Checking the trade-off between cost, latency, and quality
Section titled “Checking the trade-off between cost, latency, and quality”A RAG system is not only about getting the highest score. In real projects, you also need to consider whether users can afford to wait, whether the cost is manageable, and whether the results are stable.
| Optimization action | Possible benefit | Possible cost | When it is suitable |
|---|---|---|---|
Increase top_k | Reduce missed retrievals | Longer context, more noise, higher cost | When the correct material often does not enter the candidate set |
| Add rerank | Better ranking accuracy | More latency, higher implementation complexity | When the answer is in the candidate set but ranked too low |
| Query rewrite | Better matches for conversational questions | May distort the question | When user wording differs greatly from document wording |
| Stronger embedding | Better semantic retrieval | Rebuild index, increased cost | When the baseline proves semantic retrieval is the bottleneck |
| Stricter prompt | Fewer hallucinations | May make answers more conservative | When the model tends to make things up even when materials are insufficient |
When optimizing, remember one principle: if the system does not yet have retrieval logs and an evaluation set, do not rush to add complex components.
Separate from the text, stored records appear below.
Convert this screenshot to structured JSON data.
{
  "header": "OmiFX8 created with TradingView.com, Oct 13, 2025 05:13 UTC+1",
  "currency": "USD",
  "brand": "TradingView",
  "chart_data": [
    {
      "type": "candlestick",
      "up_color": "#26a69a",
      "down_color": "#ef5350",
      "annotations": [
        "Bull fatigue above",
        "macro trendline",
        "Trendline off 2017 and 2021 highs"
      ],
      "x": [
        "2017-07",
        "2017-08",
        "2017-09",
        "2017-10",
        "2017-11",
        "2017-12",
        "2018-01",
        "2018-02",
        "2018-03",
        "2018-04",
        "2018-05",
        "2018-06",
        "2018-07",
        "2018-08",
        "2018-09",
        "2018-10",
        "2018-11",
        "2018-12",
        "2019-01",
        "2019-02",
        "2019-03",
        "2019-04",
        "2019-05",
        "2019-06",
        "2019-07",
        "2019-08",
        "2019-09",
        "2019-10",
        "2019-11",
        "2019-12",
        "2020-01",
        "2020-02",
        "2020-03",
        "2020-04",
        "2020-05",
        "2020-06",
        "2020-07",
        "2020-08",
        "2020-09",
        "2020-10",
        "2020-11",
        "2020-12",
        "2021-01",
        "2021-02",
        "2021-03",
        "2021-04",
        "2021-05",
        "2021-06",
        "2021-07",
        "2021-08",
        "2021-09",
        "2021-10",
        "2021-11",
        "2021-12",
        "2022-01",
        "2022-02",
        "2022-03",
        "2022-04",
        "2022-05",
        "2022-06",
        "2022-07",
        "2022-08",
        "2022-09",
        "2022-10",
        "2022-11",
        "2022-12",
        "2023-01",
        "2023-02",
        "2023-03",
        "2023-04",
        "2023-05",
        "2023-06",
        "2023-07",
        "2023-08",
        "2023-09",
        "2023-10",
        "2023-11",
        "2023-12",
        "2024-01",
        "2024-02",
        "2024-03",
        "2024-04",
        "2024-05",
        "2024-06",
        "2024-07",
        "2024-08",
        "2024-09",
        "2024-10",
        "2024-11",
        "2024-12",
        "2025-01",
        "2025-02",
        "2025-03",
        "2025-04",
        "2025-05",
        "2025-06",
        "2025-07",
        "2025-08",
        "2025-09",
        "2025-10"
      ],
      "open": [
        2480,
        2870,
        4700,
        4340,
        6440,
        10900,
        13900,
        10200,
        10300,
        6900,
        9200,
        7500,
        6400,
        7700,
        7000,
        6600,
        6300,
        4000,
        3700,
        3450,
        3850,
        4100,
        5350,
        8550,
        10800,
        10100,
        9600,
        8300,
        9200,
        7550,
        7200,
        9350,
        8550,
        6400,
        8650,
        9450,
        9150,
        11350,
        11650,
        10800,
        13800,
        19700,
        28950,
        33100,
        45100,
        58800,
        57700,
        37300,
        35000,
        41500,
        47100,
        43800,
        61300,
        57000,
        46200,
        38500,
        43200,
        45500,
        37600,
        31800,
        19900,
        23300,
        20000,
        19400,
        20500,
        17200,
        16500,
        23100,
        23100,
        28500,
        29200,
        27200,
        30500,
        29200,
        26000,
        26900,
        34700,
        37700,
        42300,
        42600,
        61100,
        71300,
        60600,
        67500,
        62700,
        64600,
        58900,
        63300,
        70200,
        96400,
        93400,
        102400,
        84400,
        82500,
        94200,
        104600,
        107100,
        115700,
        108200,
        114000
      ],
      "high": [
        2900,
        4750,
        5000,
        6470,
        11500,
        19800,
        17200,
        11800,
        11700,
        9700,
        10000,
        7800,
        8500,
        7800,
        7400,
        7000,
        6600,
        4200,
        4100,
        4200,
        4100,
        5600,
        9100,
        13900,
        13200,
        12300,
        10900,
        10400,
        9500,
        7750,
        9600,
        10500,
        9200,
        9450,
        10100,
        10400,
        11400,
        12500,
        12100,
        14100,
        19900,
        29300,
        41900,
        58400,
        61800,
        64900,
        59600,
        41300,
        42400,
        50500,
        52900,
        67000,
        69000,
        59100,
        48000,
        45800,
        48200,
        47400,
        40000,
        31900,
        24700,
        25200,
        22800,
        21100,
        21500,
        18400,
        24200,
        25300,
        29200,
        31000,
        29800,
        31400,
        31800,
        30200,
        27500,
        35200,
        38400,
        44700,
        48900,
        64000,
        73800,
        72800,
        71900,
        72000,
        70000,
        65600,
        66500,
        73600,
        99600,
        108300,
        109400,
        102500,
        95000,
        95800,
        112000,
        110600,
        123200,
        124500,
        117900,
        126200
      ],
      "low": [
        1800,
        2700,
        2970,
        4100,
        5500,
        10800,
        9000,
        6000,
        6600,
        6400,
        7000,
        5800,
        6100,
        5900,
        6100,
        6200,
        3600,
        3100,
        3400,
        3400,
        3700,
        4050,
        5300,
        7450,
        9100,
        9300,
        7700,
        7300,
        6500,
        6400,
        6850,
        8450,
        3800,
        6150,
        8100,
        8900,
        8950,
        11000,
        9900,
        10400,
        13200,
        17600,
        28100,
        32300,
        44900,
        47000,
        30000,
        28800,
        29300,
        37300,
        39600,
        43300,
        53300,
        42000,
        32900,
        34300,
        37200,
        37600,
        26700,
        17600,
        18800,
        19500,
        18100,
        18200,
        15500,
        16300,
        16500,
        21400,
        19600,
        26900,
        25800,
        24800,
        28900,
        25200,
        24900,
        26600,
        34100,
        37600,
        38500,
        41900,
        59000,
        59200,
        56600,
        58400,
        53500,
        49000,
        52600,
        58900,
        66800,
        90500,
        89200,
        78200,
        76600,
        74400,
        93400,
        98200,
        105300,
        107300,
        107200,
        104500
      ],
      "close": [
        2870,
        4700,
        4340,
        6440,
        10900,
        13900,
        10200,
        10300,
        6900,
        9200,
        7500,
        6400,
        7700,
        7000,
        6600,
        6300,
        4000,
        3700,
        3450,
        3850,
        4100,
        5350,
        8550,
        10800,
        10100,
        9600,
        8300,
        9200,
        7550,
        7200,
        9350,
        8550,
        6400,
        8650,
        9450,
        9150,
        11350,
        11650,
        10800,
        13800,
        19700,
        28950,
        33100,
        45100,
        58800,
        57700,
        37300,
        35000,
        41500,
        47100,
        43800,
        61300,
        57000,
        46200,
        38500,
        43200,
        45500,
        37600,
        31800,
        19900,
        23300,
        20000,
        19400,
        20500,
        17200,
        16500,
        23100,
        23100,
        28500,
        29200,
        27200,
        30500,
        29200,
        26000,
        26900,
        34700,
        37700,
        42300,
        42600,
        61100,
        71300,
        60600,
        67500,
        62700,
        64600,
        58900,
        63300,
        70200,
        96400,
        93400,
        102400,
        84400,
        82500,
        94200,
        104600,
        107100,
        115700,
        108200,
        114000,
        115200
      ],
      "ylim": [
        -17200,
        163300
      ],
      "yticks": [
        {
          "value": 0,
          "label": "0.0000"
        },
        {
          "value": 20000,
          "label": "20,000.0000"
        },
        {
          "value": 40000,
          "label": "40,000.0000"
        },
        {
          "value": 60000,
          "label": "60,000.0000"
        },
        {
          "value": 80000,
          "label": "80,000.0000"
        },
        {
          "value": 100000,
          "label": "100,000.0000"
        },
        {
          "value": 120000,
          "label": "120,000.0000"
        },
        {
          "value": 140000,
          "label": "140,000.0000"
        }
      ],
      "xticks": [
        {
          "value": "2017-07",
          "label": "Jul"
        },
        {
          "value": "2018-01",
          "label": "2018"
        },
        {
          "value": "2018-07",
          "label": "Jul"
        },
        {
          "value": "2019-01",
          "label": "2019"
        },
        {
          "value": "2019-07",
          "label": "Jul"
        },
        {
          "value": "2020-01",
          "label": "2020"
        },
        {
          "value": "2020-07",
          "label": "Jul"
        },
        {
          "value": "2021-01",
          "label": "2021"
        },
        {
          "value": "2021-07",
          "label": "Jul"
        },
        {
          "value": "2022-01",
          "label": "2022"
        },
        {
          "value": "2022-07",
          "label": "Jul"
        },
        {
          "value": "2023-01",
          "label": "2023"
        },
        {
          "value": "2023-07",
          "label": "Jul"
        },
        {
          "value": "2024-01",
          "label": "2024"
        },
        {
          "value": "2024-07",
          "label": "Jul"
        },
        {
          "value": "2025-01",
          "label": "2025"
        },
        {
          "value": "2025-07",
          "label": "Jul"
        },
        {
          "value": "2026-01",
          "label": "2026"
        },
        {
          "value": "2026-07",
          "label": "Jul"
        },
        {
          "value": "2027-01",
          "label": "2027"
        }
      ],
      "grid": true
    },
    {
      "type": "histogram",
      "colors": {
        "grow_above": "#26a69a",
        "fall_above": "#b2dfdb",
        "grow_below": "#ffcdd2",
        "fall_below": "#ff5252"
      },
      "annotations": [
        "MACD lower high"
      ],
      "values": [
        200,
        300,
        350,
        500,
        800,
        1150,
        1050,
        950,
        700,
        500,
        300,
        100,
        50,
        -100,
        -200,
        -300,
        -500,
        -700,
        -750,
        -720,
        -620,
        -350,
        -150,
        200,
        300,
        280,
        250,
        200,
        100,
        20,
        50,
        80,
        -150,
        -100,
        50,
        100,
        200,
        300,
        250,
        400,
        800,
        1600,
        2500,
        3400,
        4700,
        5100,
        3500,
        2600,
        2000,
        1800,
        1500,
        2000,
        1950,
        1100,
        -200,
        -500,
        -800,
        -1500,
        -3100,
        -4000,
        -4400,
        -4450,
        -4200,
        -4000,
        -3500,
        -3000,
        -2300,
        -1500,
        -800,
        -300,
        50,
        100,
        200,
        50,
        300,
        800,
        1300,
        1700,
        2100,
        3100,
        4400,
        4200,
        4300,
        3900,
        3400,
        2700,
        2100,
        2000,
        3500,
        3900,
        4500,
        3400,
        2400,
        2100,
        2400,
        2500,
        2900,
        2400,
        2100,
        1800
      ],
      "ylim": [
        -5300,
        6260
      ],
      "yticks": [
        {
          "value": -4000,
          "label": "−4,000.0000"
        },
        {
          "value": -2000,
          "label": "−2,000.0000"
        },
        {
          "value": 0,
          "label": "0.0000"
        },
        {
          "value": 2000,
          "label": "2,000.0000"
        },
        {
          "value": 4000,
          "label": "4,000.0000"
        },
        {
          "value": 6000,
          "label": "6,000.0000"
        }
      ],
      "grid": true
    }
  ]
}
Without observation, it is hard to tell whether a complex component is solving the problem or creating new uncertainty.
Summary
Section titled “Summary”The most important takeaway in this section is:
RAG optimization is not just changing one parameter; it is about finding balance among retrieval quality, context quality, generation constraints, cost, and speed.
Truly effective optimization usually starts by locating the bottleneck, not by blindly stacking more components.
Exercises
Section titled “Exercises”- Change
max_charsinpack_context()and observe how the selected chunks change. - Create your own set of different
chunk_size / top_kconfigurations and practice running small comparison experiments. - Think about this: if the system always “retrieves the right material, but the answer is still off,” what should you optimize next?
Reference implementation and walkthrough
- Lower
max_charsforces the system to drop more chunks or shorten context; highermax_charsincludes more evidence but can add noise and cost. The useful setting is the smallest context that still preserves the needed evidence. - A good comparison changes one variable at a time and records retrieval hit, answer correctness, citation quality, latency, and token cost. Without fixed test questions, optimization becomes guesswork.
- If retrieval is correct but the answer is off, optimize prompt grounding, citation requirements, answer schema, reranking, context ordering, or post-generation verification before changing the vector database.